When it comes to selling a home, many people always want to celebrate when they receive an offer on the home itself. However, the most important thing to keep in mind is that many real estate contracts always come with a contingency involving home inspections. This provides a buyer with a variety of rights, such as requesting repairs on the home, negotiating the offer itself, and even backing out of the sale altogethe
Here are some of the most common issues that home inspectors will typically look for during a routine home inspection before a home is sold.
Since factors such as electrical issues can cause both property damage and an increased risk of injury, home inspectors will take the time to make both the current homeowner and potential buyer aware of any and all electrical issues that they may come across during their routine inspection. If something like this happens, you will want to have your real estate agent recommend a licensed electrician to take a look at the issue, which can include exposed wiring, painted outlets, reversed polarity, aluminum wiring, and more.
A home inspection also involves the inspector taking the time to search for issues related to insect infestations that may need to be taken care of before a home is sold. Marie Kitch from The Home Inspection Hub explains that home inspectors check everything from the power outlets to searching for signs of pests. In fact, insects such as termites have been known to cause extensive damage to around 600,000 homes every year in the United States, and as a result, homeowners end up spending about $5 billion annually to both control them and repair damage caused by them. Infestations of insects such as beetles, carpenter ants, and termites can cause severe damage to a home, more specifically many of the wooden areas of a home. Unfortunately, in terms of home inspections, this damage can often be discovered after it’s too late to have too much done about it, which can seriously affect the value and buyer interest of a home. In the event that an insect infestation of any kind is found, it will be the seller’s responsibility to have it exterminated, which, depending on the severity of the situation, can cost upwards of hundreds of dollars.

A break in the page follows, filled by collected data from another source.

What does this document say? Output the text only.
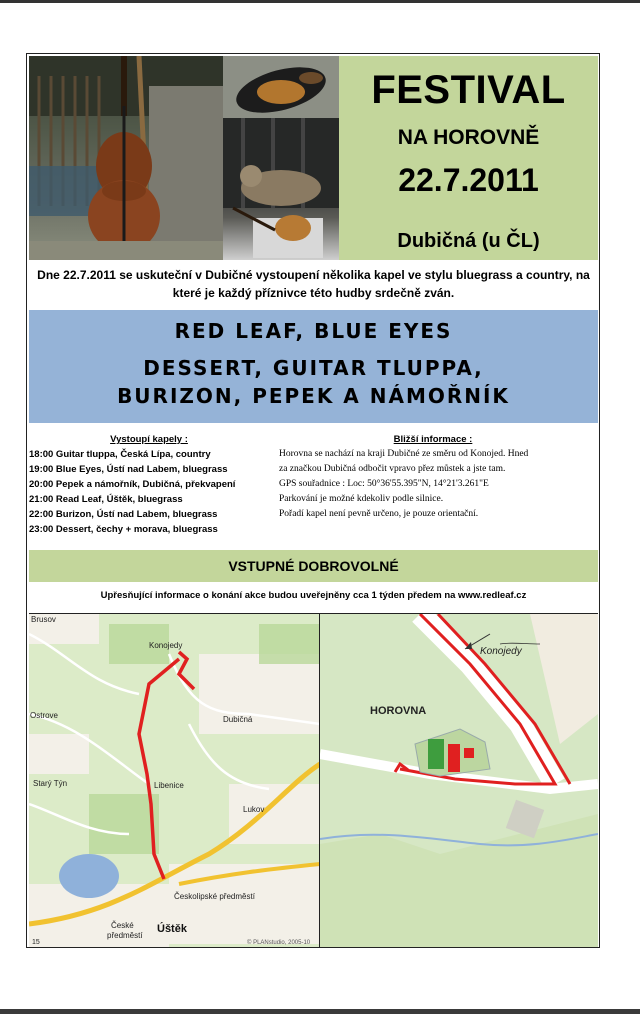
FESTIVAL
NA HOROVNĚ
22.7.2011
Dubičná (u ČL)
Dne 22.7.2011 se uskuteční v Dubičné vystoupení několika kapel ve stylu bluegrass a country, na které je každý příznivce této hudby srdečně zván.
RED LEAF, BLUE EYES
DESSERT, GUITAR TLUPPA,
BURIZON, PEPEK A NÁMOŘNÍK
Vystoupí kapely :
18:00 Guitar tluppa, Česká Lípa, country
19:00 Blue Eyes, Ústí nad Labem, bluegrass
20:00 Pepek a námořník, Dubičná, překvapení
21:00 Read Leaf, Úštěk, bluegrass
22:00 Burizon, Ústí nad Labem, bluegrass
23:00 Dessert, čechy + morava, bluegrass
Bližší informace :
Horovna se nachází na kraji Dubičné ze směru od Konojed. Hned
za značkou Dubičná odbočit vpravo přez můstek a jste tam.
GPS souřadnice : Loc: 50°36'55.395"N, 14°21'3.261"E
Parkování je možné kdekoliv podle silnice.
Pořadí kapel není pevně určeno, je pouze orientační.
VSTUPNÉ DOBROVOLNÉ
Upřesňující informace o konání akce budou uveřejněny cca 1 týden předem na www.redleaf.cz
Brusov
Konojedy
Dubičná
Ostrove
Libenice
Lukov
Starý Týn
Českolipské předměstí
České
předměstí
15	© PLANstudio, 2005-10
Úštěk
Konojedy
HOROVNA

Damage caused by water can end up resulting in all sorts of serious issues, with perhaps the most common being mold growth. If something like this were to occur, the interior environment of a home can end up becoming toxic, which, in turn, can result in residents being diagnosed with serious upper respiratory conditions and having an adverse reaction on their health. Additionally, removing mold is something that can cost a homeowner thousands of dollars as well. Should a home inspector end up discovering water damage of any kind, regardless of whether it’s severe or not, you will want to contact a licensed professional in your area to investigate the issue and deal with it as soon as possible.
A home’s foundation is naturally designed to stay in one single place; however, as time goes on, the soil that the foundation itself sits on can cause the walls to expand thanks to water. As the water disappears, the soil will shrink, causing the foundation to then settle, which then results in cracks for more water to enter. Repairing and/or replacing this type of issue can cost hundreds or even thousands of dollars, though it depends on how severe the issue is. Furthermore, the length of time to repair a foundation can take anywhere from a few days or a few weeks. Left unfixed, it can lead to more serious issues. Some of the most common signs that a home inspector will typically look for when it comes to structural integrity include bouncy or uneven flooring, cracks in your basement walls or around the frames of doors, leaning stairs or front porch, any nails popping out of your walls, and more.
These are only a select few of the many common issues that a home inspector will look for when someone places a home up for sale. The most important thing to keep in mind is that a home inspection is something that will always need to be done when you decide to sell your home. Not only will this help to make sure that you get the best value possible, but it will also help to make sure that there are no issues inside the home that could end up leading to more serious problems for the new owner further down the line.